Sebagaimana dijelaskan Allah Swt dalam Al-Quran, surah Al-Insyirah ayat 5 dan 6 dengan tegas dan gamblang :

” Fa inna ma’al ‘usri yusraa, inn ma’al ‘usri yusraa “.

Artinya : ” Maka sesungguhnya bersama kesulitan ada kemudahan, sesungguhnya bersama kesulitan ada pula kemudahan “.
( Q.S. 94.5-6 ).

5. Mengimani takdir, akan mampu membangkitkan dan meningkatkan keimanan dan ketaqwaan kepada Allah Swt. Hanya kepada Allah Swt saja kita semua bergantung ” Allaahush shamad ” mengadukan segala hal yang menghimpit, yang selalu membebani pemikiran, menyesakkan dada dan semua yang menyusahkan dalam kehidupan serta meminta pertolongan agar terlepas dari belenggu kesulitan.

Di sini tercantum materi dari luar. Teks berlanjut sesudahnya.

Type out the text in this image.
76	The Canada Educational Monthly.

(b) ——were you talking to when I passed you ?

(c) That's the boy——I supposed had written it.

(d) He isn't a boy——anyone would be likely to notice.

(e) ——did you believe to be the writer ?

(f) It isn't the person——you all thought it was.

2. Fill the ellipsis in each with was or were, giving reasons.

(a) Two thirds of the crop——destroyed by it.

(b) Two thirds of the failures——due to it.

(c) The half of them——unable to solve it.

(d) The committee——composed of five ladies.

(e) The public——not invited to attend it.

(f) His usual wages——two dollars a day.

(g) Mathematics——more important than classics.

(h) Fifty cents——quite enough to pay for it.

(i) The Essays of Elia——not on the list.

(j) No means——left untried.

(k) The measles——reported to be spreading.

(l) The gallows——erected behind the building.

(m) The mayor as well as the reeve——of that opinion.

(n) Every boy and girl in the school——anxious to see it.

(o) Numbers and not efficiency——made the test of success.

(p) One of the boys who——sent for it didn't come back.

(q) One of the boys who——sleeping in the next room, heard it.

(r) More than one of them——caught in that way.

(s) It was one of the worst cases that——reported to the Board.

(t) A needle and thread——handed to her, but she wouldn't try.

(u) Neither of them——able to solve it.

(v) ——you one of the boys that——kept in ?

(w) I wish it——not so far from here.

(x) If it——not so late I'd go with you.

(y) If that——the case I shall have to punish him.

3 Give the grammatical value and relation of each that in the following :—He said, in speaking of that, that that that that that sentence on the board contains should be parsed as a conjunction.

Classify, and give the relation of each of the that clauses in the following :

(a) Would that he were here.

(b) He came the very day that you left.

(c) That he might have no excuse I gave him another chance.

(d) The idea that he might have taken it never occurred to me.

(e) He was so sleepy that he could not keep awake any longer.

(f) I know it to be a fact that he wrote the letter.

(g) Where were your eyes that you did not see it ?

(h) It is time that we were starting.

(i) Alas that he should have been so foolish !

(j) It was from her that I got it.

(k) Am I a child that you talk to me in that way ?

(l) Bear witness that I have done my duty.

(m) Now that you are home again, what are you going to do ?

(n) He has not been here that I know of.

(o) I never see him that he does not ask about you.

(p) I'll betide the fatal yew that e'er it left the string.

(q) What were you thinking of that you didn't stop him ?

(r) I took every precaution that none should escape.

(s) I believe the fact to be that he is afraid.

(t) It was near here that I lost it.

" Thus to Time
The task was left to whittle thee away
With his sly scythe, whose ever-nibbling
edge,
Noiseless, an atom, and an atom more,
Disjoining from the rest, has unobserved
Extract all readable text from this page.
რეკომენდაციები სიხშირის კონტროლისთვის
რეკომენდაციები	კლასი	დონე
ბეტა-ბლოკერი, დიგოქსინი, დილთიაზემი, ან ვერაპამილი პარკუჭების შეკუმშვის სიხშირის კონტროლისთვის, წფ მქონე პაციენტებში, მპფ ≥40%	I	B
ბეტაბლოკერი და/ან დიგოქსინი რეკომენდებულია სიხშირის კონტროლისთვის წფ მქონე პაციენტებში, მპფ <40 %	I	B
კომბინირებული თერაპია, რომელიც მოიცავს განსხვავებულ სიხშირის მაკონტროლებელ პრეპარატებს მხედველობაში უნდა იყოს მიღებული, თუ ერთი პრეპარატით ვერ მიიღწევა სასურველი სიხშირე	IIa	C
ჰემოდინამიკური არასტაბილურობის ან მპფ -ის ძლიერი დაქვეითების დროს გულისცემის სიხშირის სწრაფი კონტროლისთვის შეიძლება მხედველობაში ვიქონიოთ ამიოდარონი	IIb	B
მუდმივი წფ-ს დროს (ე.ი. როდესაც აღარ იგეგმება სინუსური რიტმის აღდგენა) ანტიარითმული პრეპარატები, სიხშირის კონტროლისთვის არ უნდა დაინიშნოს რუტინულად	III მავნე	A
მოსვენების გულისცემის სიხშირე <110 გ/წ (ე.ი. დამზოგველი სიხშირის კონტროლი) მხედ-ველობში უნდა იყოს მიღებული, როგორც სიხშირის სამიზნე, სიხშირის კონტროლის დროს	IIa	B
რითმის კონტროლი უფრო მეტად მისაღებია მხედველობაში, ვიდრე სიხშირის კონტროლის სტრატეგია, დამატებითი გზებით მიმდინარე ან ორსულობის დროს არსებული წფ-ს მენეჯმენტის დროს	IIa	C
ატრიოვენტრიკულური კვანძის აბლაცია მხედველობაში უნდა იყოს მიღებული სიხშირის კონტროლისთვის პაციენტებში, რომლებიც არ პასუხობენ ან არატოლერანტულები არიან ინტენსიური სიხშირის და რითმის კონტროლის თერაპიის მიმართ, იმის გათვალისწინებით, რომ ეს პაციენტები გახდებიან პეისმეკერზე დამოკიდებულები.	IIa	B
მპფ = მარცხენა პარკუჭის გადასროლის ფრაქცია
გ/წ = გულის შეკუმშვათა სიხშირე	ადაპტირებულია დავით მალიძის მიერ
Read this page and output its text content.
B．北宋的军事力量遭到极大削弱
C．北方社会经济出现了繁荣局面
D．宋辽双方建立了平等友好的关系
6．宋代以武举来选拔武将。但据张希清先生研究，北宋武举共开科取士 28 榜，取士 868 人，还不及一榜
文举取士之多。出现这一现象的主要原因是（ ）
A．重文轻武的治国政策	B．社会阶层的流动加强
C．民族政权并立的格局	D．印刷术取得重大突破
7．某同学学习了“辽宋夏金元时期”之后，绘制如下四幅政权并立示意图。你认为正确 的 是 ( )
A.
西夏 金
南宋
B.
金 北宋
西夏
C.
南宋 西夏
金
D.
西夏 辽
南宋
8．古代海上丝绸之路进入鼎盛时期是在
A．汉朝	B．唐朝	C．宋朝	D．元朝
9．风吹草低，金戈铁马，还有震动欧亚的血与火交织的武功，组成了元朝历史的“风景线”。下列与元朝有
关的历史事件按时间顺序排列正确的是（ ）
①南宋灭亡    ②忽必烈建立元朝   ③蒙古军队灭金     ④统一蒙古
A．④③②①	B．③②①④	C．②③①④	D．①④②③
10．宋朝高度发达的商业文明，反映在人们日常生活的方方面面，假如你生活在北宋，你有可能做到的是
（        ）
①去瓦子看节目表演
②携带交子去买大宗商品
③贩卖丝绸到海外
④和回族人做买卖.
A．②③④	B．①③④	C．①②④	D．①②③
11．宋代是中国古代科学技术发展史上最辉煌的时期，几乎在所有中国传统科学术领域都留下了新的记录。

Hanya kepada Allah saja kita menyembah dan hanya kepada Allah saja kita meminta bantuan dan pertolongan. Seperti yang kita ikrarkan dalam menunaikan shalat ” Iyyaaka na’budu wa Iyyaaka kanasta’iin “.

6. Dengan mengimani takdir, membuat jiwa semakin tenang, menjadikan hati dan perasaan bertambah tenteram, penuh kedamaian dalam menatap masa depan.

Menyiapkan hari esok yang lebih baik, akan semakin termotivasi dan penuh semangat.
Yang penting dalam hidup dan kehidupan ini, berupaya maksimal melakukan amal kebaikan, menjauhi segala larangan-Nya dan tetap istiqamah di jalan yang diridhai Allah Swt.

Meskipun takdir ditetapkan oleh Allah Swt sejak dari Lauh Mahfuzh, yang tidak diketahui oleh siapapun. Namun setelah suatu takdir ditetapkan oleh Allah Swt. Kita manusia masih bisa merubah takdir, dengan berikhtiar penuh, diiringi do’a yang tulus. Agar bisa berpindah dari satu takdir ke takdir lainnya, yang lebih baik dan lebih diridhai Allah Swt, aamiiin! Wallaahu a’lam bishshawaab.

Penulis : adalah Jurnalis, Aktivis Dakwah Pendidikan Sosial dan terakhir Kakankemenag Dharmasraya.